Just thinking about New Orleans food makes my mouth start to water.

Right now, I've got chicken thighs marinating in a spice rub from Chef Paul Prudhomme's Fork in the Road cookbook -- those will get roasted this evening for dinner.  Chef Prudhomme passed away in 2015, but his seasoning blends are still being sold, and I'm here to tell you that his Poultry Magic will change your life.  Spicy, but not so spicy that it peels the hide off your tongue, fabulous on chicken, and just enough spice that it rubs off on the drippings and onto the potatoes that you roast along with it in the oven.  You can find it at the grocery store in the spice aisle here in WV, so I know you can find it where you are, too.  

Chef Paul Prudhomme's Fork in the Road cookbook was one of the first cookbooks that I ever purchased in college.  He used spice blends for his recipes that brought them to life, and there were no recipes that called for a can of cream of chicken soup, so I knew that I'd crossed the Rubicon into big girl cooking when I made his delicious potato soup for friends on a ski trip in graduate school, and everyone was standing around trying to snag the last few drippings from the stock pot with bread in hand.

I'll be making a big pot of easy red beans, too, along with some collard greens and rice.  The red beans recipe is a big favorite that started with a recipe clipped from the New Orleans newspaper, the Times Picayune.  It's easy and delicious, and the best possible comfort food on a rainy day when you come home from a long day at work and realize dinner has been cooking for you in the slow cooker all along.

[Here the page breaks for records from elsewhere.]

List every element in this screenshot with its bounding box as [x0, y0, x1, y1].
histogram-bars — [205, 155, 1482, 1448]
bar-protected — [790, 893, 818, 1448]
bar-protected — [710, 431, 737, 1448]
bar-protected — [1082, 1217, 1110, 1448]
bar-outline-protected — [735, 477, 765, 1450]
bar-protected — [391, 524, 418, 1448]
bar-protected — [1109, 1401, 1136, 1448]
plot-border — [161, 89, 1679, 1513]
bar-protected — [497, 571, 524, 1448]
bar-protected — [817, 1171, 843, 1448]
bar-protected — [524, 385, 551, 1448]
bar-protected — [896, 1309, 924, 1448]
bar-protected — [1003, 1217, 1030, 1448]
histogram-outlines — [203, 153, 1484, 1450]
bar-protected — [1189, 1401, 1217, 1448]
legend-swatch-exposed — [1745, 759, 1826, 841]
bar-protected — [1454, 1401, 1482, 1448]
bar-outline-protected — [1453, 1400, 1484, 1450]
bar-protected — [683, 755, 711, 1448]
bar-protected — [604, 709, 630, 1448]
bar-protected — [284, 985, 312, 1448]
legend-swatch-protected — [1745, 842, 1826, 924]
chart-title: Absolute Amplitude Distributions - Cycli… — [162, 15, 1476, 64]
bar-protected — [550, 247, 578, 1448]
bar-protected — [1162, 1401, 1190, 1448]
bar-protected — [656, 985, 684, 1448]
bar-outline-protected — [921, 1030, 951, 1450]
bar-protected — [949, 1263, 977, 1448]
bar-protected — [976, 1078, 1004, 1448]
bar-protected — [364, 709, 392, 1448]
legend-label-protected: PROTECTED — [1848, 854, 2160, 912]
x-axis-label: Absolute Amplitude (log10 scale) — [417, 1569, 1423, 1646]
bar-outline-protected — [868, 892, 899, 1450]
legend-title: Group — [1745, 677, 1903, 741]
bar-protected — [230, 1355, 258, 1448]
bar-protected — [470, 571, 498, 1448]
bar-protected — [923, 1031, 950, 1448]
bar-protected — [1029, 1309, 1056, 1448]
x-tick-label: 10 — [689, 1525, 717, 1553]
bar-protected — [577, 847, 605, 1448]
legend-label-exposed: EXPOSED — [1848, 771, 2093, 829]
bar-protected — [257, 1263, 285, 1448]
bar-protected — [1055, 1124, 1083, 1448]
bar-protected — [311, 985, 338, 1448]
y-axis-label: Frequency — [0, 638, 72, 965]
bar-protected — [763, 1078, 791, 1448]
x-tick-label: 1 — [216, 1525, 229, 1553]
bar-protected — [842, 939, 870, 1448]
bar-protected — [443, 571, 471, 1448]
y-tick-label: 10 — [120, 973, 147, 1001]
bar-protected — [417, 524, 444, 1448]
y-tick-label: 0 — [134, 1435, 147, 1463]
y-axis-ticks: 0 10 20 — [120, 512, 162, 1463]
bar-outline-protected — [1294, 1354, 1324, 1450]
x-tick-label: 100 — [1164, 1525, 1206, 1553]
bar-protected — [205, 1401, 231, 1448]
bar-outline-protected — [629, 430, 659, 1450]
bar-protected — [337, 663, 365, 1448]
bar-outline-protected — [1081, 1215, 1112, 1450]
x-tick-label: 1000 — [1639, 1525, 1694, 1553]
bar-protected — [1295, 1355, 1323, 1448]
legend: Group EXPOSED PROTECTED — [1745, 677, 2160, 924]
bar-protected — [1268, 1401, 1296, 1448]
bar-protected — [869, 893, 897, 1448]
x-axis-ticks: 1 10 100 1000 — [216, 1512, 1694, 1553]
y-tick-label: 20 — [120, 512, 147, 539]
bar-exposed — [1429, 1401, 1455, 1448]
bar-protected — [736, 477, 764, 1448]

Seriously, if you take only one recipe from this blog, take the red beans recipe.  

By the time dinner rolls around at our house, it will smell like New Orleans food, even if we don't get to travel there in person.

If you want some reading about New Orleans, may I suggest a couple of great books that will give you a little flavor of the area?  After Hurricane Katrina, the restaurant industry in New Orleans was devastated, first by the storm, and then later by the lack of tourism in the wake of the storm.  I would imagine we are seeing a similar issue today, as every restaurant we know here in WV is dealing with a serious slow down in dining traffic and struggling to stay afloat.  New Orleans lives and breathes tourism and conventions, and neither is going gangbusters at the moment due to the virus.  The Times-Picayune put together a cookbook with contributions of recipes from some of the favorite places around the area, as a way to raise funds for restaurants and workers who were out of work, and also to help local residents who had lost their cookbooks and newspaper clipping recipes in the deluge that Katrina had brought with her. Cooking Up A Storm: Recipes Lost and found from the Times-Picayune of New Orleans was an effort to knit the community back together through the medium that New Orleans uses most:  food.  The recipes are fantastic, but the stories that come with them really make the book extraordinary.

The other is a book called Gumbo Tales: Finding My Place at the New Orleans Table, which does an amazing job of taking you to the heart of food's place in New Orleans and letting you into the kitchens of some of its most intriguing citizens.  You feel like you have just pulled up to the table and got handed a bottle of Tabasco.  

All this to say, Covid has been horrible for all of us.  We may have to stay in for safety reasons, but that doesn't mean that we can't read and cook our way through this together.